Finding what I wanted to know was instant, time saving and then easy to make an inquiry or purchase if I needed to.


Cuil is currently very simple and may even seem dated in its format to some people, but I see that it will have stunning potential. Cuil has already converted my to using it as a preferred search. When they introduce convenient web browser and social site bars I can see this search site becoming a strong leader in preferred keyword search. I can see a very close alliance to Facebook coming soon, for one.


So where do our wonderful web sites fit in?


I may be biased here because I have used online services for almost 30 years, many years before the first graphic browser was coded and distributed, but there is still a large population in Ireland alone that has still never sent or received an email and may never have ever seen a web site on screen.  Many businesses here do not have web sites or even a social site page of their own and many businesses still ask, “well why do we need one as we do ok without one because many of our customers are not online anyway”.


When folks do get online first the first time now I notice their first area of exploration is no longer around web sites, but around social sites. I find YouTube is incredibly popular with Irish first time internet users and so is Facebook. Several newbies seem to find MySpace too complicated. I’m not surprised as I do find the MySpace pages that open up with instant audio and visual overpowering and very irritating in the way they freeze computers, and I do have decent broadband plus a decent modern good “horsepower” computer.


So, I feel our trend now is that major social sites are the leaders in online activity, but this is a trend that will also change. I see this as being like the many independent record labels of the 50s who merged into being big record labels like EMI, Decca, Columbia, RCA etc. who could distribute millions of records around the world quickly and we loved being able to get the music easier through these big labels. Then from the 80s onwards when these major labels seemed to churn out “manufactured” music we returned to the independent labels to find the music we really wanted to hear.


Same today.


Millions of people that may have created independent web sites 2 to 4 years ago are now content to have pages on a major like Blogger and MySpace. In the future we will probably thirst for the independents online, but not today.


However, the personal web site is still important and should not be ignored.


I still think a personal web site is as important as a personal home address, but these days I feel we do not need to host as much as we used to on our web sites.
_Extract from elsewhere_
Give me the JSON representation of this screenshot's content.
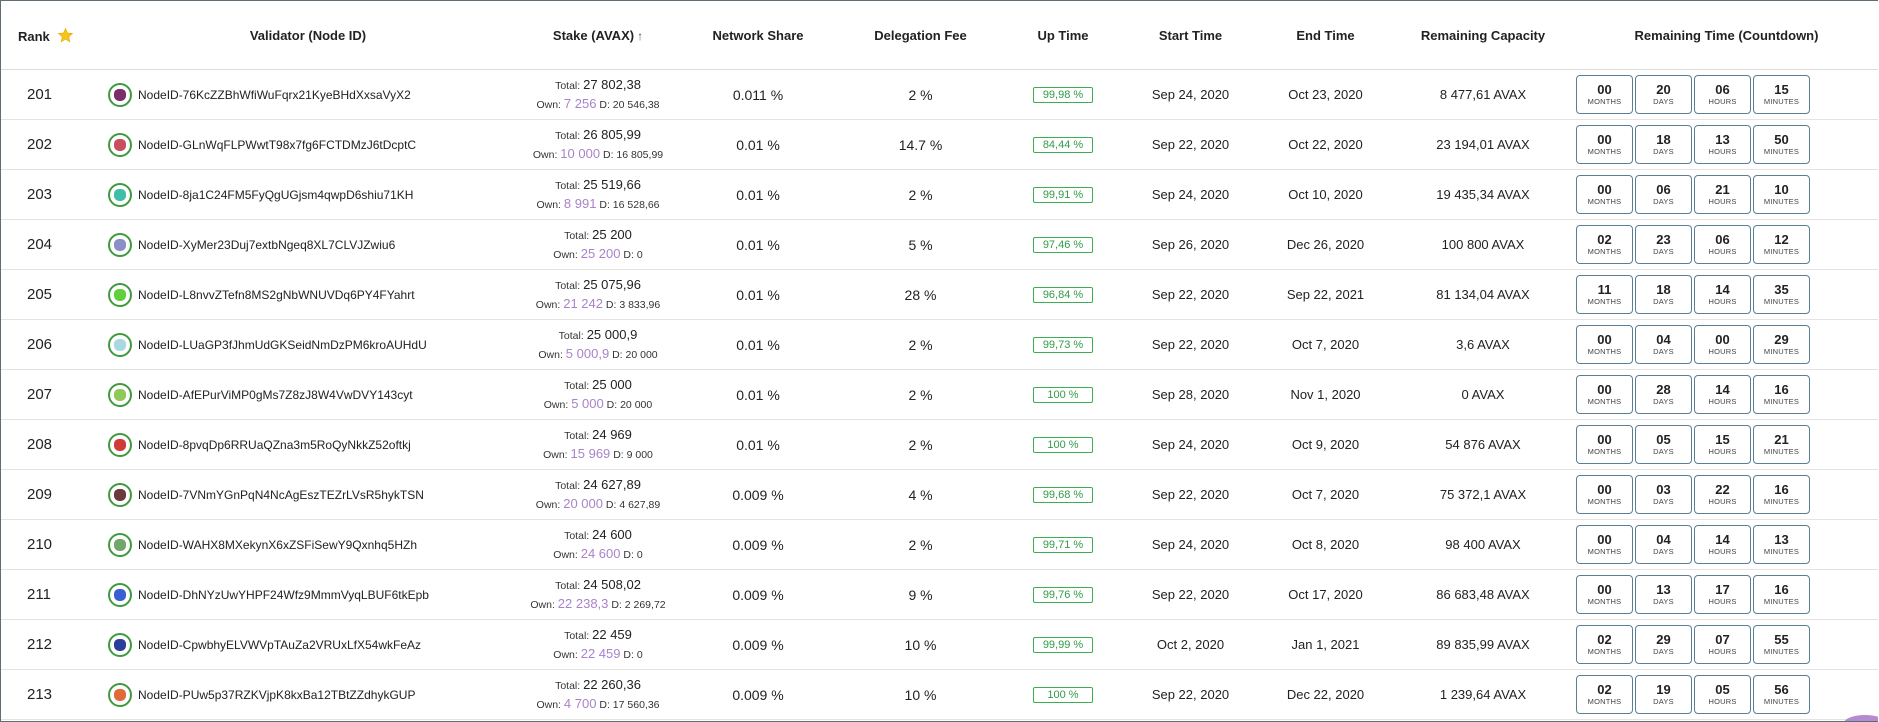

Name, who we are, what we do, anything special we can offer visitors, snail addresses and phone numbers seem to be enough, plus links to where people can meet us on social sites.


It is important to keep email addresses off of web sites out of the eyes of spam crawlers but be replaced with scramble coded contact forms.


Video, audio and photo galleries are now best hosted on social sites, rather than on web site hosting space, as more people will contact them there.


So my idea today of the best sequence for web site presence is


1) Get up to date info, photos, video clips and even audio onto social sites like MySpace, Facebook, YouTube, Picasa etc. and get these linked to


2) your independent web site that clearly shows who you are, how to be contacted, how to be listed as an inquirer and how to buy something.


3) and then for deeper information provided by text, photos, audio and video linked back to the social sites that host these for you.


If you follow those three steps I am certain that those who search through Cuil will find you so easily.


Even now, post an updated YouTube video and you will be listed on Google search instantly, but if you posted that video clip on your independent hosting server it may be listed by Google within 4 to 12 weeks.


I feel that web sites today are no longer our shop windows but are our doors to our back rooms. When we go to a public bathroom we like to recognise which is for men and which is for women by information on the doors.


That’s where I believe our independent web sites are now. They are still incredibly essential but are now wasted if we attempt to dress them as our shop windows. The time has come where blogging and social sites can do this far better for us.